Angular momentum of z ∼ 1.5 galaxies and their local analogues with adaptive optics

We present stellar specific angular momentum j_∗ measurements of two z ∼ 1.5 galaxies in the KGES sample and 12 DYNAMO z ∼ 0.1 analogues of high-redshift galaxies. We combine natural seeing integral field spectroscopic data to trace line emission out to high multiples of effective radius r_e, with adaptive optics assisted Keck/OSIRIS observations to trace the rapid rise in rotation curve in the inner regions. Our spaxel-wise integration method gives results that are on average within measurement uncertainty of the traditional rotation curve model method. At z ∼ 0, combining GMOS and OSIRIS data sets improves the measurement uncertainty in j_∗ from 13 per cent (GMOS only) or 16 per cent (OSIRIS only) to 10 per cent. At z ∼ 1.5, systematics allow for at best 20 per cent uncertainty on j_∗. DYNAMO analogues of high-z galaxies have low j_∗ for their stellar mass M_∗, and low bulge-to-total light ratio β for their j_∗/M_∗. The high-z galaxy COSMOS 127977 has j_∗/M_∗ consistent with normal local disc galaxies, while UDS 78317 is consistent with local analogues.
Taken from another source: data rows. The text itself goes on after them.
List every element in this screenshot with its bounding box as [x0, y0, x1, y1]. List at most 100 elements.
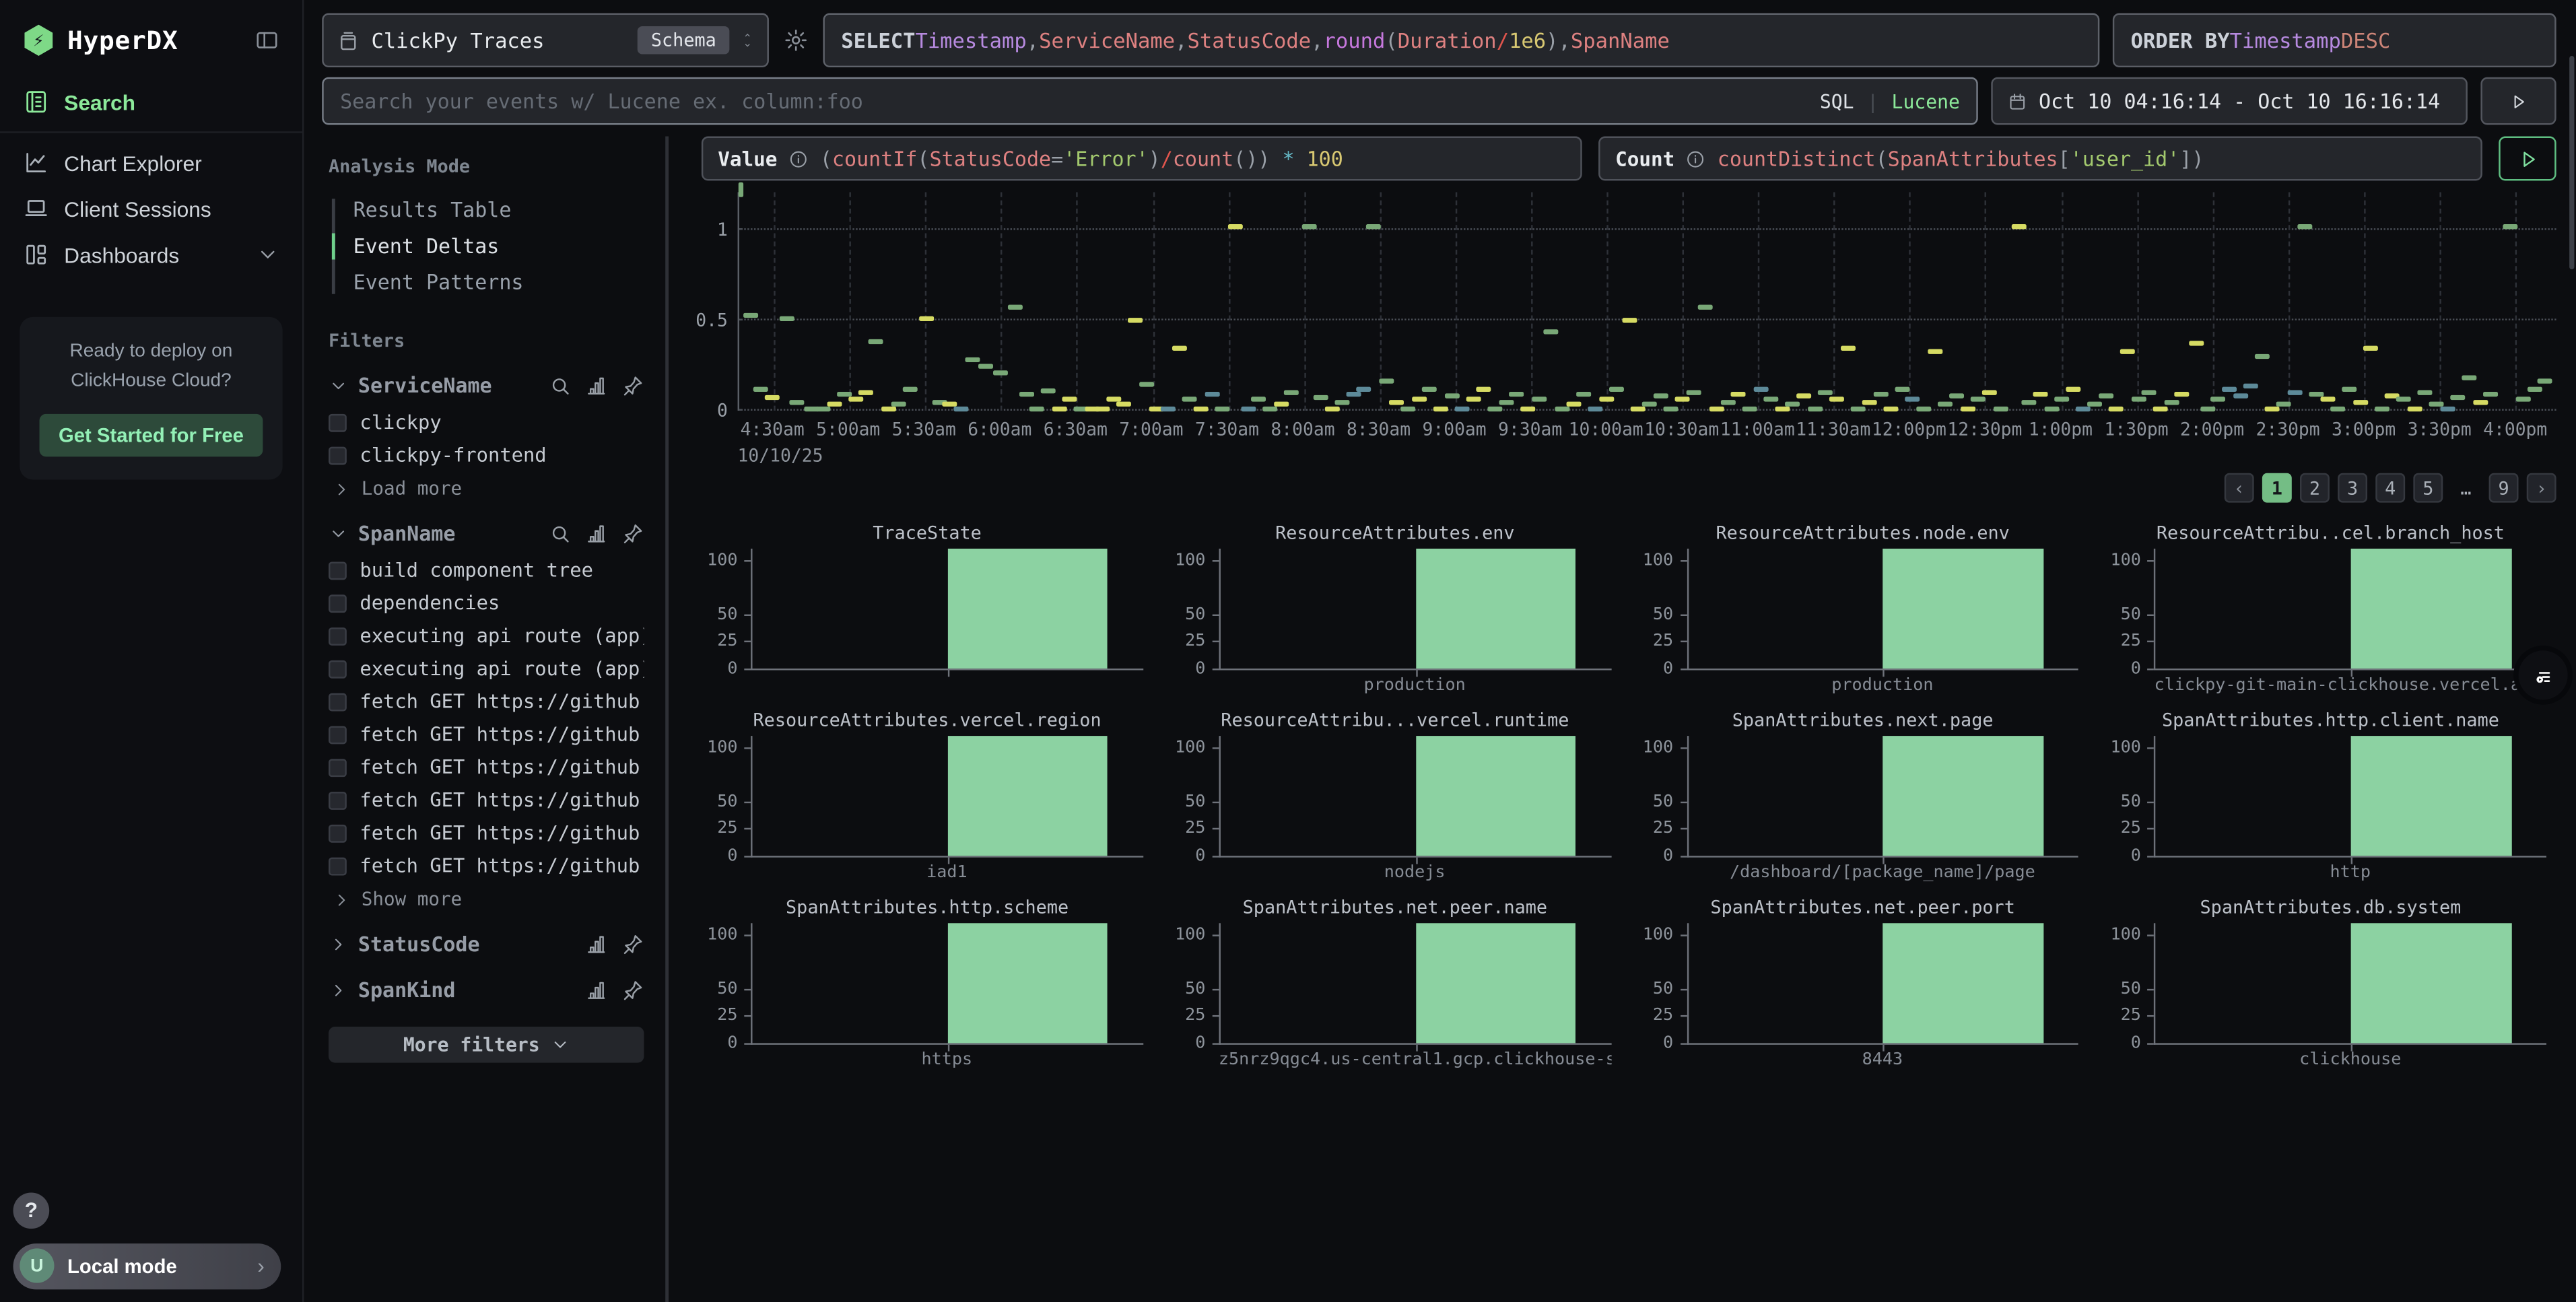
filter-group-servicename[interactable]: ServiceName	[329, 374, 644, 397]
checkbox[interactable]	[329, 561, 347, 579]
checkbox[interactable]	[329, 791, 347, 809]
quick-actions-fab[interactable]	[2519, 650, 2568, 699]
checkbox[interactable]	[329, 692, 347, 710]
mode-sql-toggle[interactable]: SQL	[1820, 90, 1854, 112]
data-point	[1499, 399, 1514, 404]
data-point	[1731, 392, 1746, 397]
checkbox[interactable]	[329, 413, 347, 432]
filter-option[interactable]: build component tree	[329, 553, 644, 586]
get-started-button[interactable]: Get Started for Free	[40, 413, 263, 456]
pin-icon[interactable]	[621, 979, 644, 1002]
more-filters-button[interactable]: More filters	[329, 1027, 644, 1063]
sidebar-item-chart-explorer[interactable]: Chart Explorer	[0, 139, 302, 185]
filter-option[interactable]: executing api route (app)…	[329, 652, 644, 685]
gear-icon[interactable]	[784, 28, 809, 53]
y-axis-tick-label: 50	[1653, 792, 1673, 811]
filter-option[interactable]: fetch GET https://github.…	[329, 685, 644, 718]
filter-option[interactable]: clickpy	[329, 406, 644, 439]
checkbox[interactable]	[329, 725, 347, 743]
order-by-input[interactable]: ORDER BY Timestamp DESC	[2113, 13, 2556, 68]
schema-badge[interactable]: Schema	[638, 26, 729, 54]
x-axis-tick	[1883, 671, 1885, 677]
live-tail-button[interactable]	[2480, 77, 2556, 125]
pin-icon[interactable]	[621, 933, 644, 956]
promo-text: Ready to deploy on ClickHouse Cloud?	[40, 339, 263, 397]
pagination-next[interactable]: ›	[2527, 473, 2556, 503]
data-point	[1241, 407, 1256, 411]
attribute-chart: SpanAttributes.http.client.name02550100h…	[2105, 710, 2556, 884]
data-point	[2342, 386, 2357, 391]
search-input[interactable]: Search your events w/ Lucene ex. column:…	[322, 77, 1978, 125]
data-point	[1753, 386, 1768, 391]
histogram-icon[interactable]	[585, 374, 608, 397]
x-axis-tick	[2351, 671, 2352, 677]
filter-option[interactable]: clickpy-frontend	[329, 438, 644, 471]
filter-option[interactable]: fetch GET https://github.…	[329, 718, 644, 751]
data-point	[1215, 407, 1230, 411]
data-point	[1699, 305, 1714, 310]
x-axis-tick	[1415, 858, 1417, 864]
pagination-page-1[interactable]: 1	[2262, 473, 2292, 503]
data-point	[1252, 397, 1266, 402]
sql-select-input[interactable]: SELECT Timestamp, ServiceName, StatusCod…	[823, 13, 2099, 68]
filter-option-label: build component tree	[360, 559, 593, 582]
pagination-page-5[interactable]: 5	[2413, 473, 2443, 503]
run-query-button[interactable]	[2499, 137, 2556, 181]
pagination-page-4[interactable]: 4	[2375, 473, 2405, 503]
help-button[interactable]: ?	[13, 1192, 50, 1228]
pagination-page-2[interactable]: 2	[2300, 473, 2330, 503]
source-select[interactable]: ClickPy Traces Schema	[322, 13, 769, 68]
analysis-mode-event-deltas[interactable]: Event Deltas	[332, 228, 644, 265]
scrollbar-thumb[interactable]	[2569, 56, 2574, 269]
sidebar-item-dashboards[interactable]: Dashboards	[0, 232, 302, 277]
footer-label: Show more	[362, 889, 462, 910]
analysis-mode-event-patterns[interactable]: Event Patterns	[332, 265, 644, 301]
filter-option[interactable]: executing api route (app)…	[329, 619, 644, 652]
mode-lucene-toggle[interactable]: Lucene	[1892, 90, 1960, 112]
x-axis-tick-label: 11:00am	[1720, 419, 1795, 440]
filter-group-spankind[interactable]: SpanKind	[329, 979, 644, 1002]
date-range-picker[interactable]: Oct 10 04:16:14 - Oct 10 16:16:14	[1991, 77, 2468, 125]
data-point	[1544, 329, 1559, 333]
filter-option[interactable]: fetch GET https://github.…	[329, 849, 644, 882]
y-axis-tick-label: 50	[1185, 604, 1205, 623]
pagination-prev[interactable]: ‹	[2225, 473, 2254, 503]
histogram-icon[interactable]	[585, 933, 608, 956]
pagination-page-3[interactable]: 3	[2338, 473, 2367, 503]
histogram-icon[interactable]	[585, 522, 608, 545]
attribute-chart: SpanAttributes.net.peer.name02550100z5nr…	[1170, 897, 1621, 1071]
pin-icon[interactable]	[621, 522, 644, 545]
checkbox[interactable]	[329, 660, 347, 678]
search-icon[interactable]	[549, 374, 572, 397]
y-axis-tick-label: 100	[1175, 549, 1205, 569]
pin-icon[interactable]	[621, 374, 644, 397]
histogram-icon[interactable]	[585, 979, 608, 1002]
checkbox[interactable]	[329, 824, 347, 842]
filter-option[interactable]: fetch GET https://github.…	[329, 817, 644, 850]
filter-group-statuscode[interactable]: StatusCode	[329, 933, 644, 956]
filter-group-spanname[interactable]: SpanName	[329, 522, 644, 545]
checkbox[interactable]	[329, 594, 347, 612]
local-mode-pill[interactable]: U Local mode ›	[13, 1243, 281, 1289]
x-axis-tick-label: 5:00am	[816, 419, 880, 440]
checkbox[interactable]	[329, 446, 347, 464]
checkbox[interactable]	[329, 856, 347, 875]
filter-show-more[interactable]: Show more	[329, 882, 644, 910]
filter-option[interactable]: fetch GET https://github.…	[329, 784, 644, 817]
filter-group-name: SpanKind	[358, 979, 456, 1002]
checkbox[interactable]	[329, 758, 347, 776]
attribute-chart-x-label: production	[1219, 675, 1611, 697]
sidebar-collapse-icon[interactable]	[255, 28, 279, 53]
sidebar-item-search[interactable]: Search	[0, 79, 302, 125]
analysis-mode-results-table[interactable]: Results Table	[332, 192, 644, 228]
filter-option[interactable]: dependencies	[329, 586, 644, 619]
search-icon[interactable]	[549, 522, 572, 545]
filter-load-more[interactable]: Load more	[329, 471, 644, 499]
filter-option[interactable]: fetch GET https://github.…	[329, 751, 644, 784]
count-expression-input[interactable]: Count countDistinct(SpanAttributes['user…	[1599, 137, 2482, 181]
value-expression-input[interactable]: Value (countIf(StatusCode='Error')/count…	[702, 137, 1582, 181]
sidebar-item-client-sessions[interactable]: Client Sessions	[0, 186, 302, 232]
data-point	[2087, 401, 2102, 406]
pagination-page-9[interactable]: 9	[2489, 473, 2519, 503]
checkbox[interactable]	[329, 627, 347, 645]
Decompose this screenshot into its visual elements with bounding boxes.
However, our high-resolution OSIRIS data reveal that UDS 78317 may be a merging system. We report a relationship between distance to the β−j_∗/M_∗ plane and the ratio of velocity dispersion to rotational velocity σ/v_max, where galaxies that deviate more from the plane are more dispersion-dominated due to turbulence. Much of the scatter in M_∗−j_∗ that is not explained by variations in the bulge-to-total ratio or evolution with redshift may be driven by increased turbulence due to star formation, or by treating mergers as rotating discs.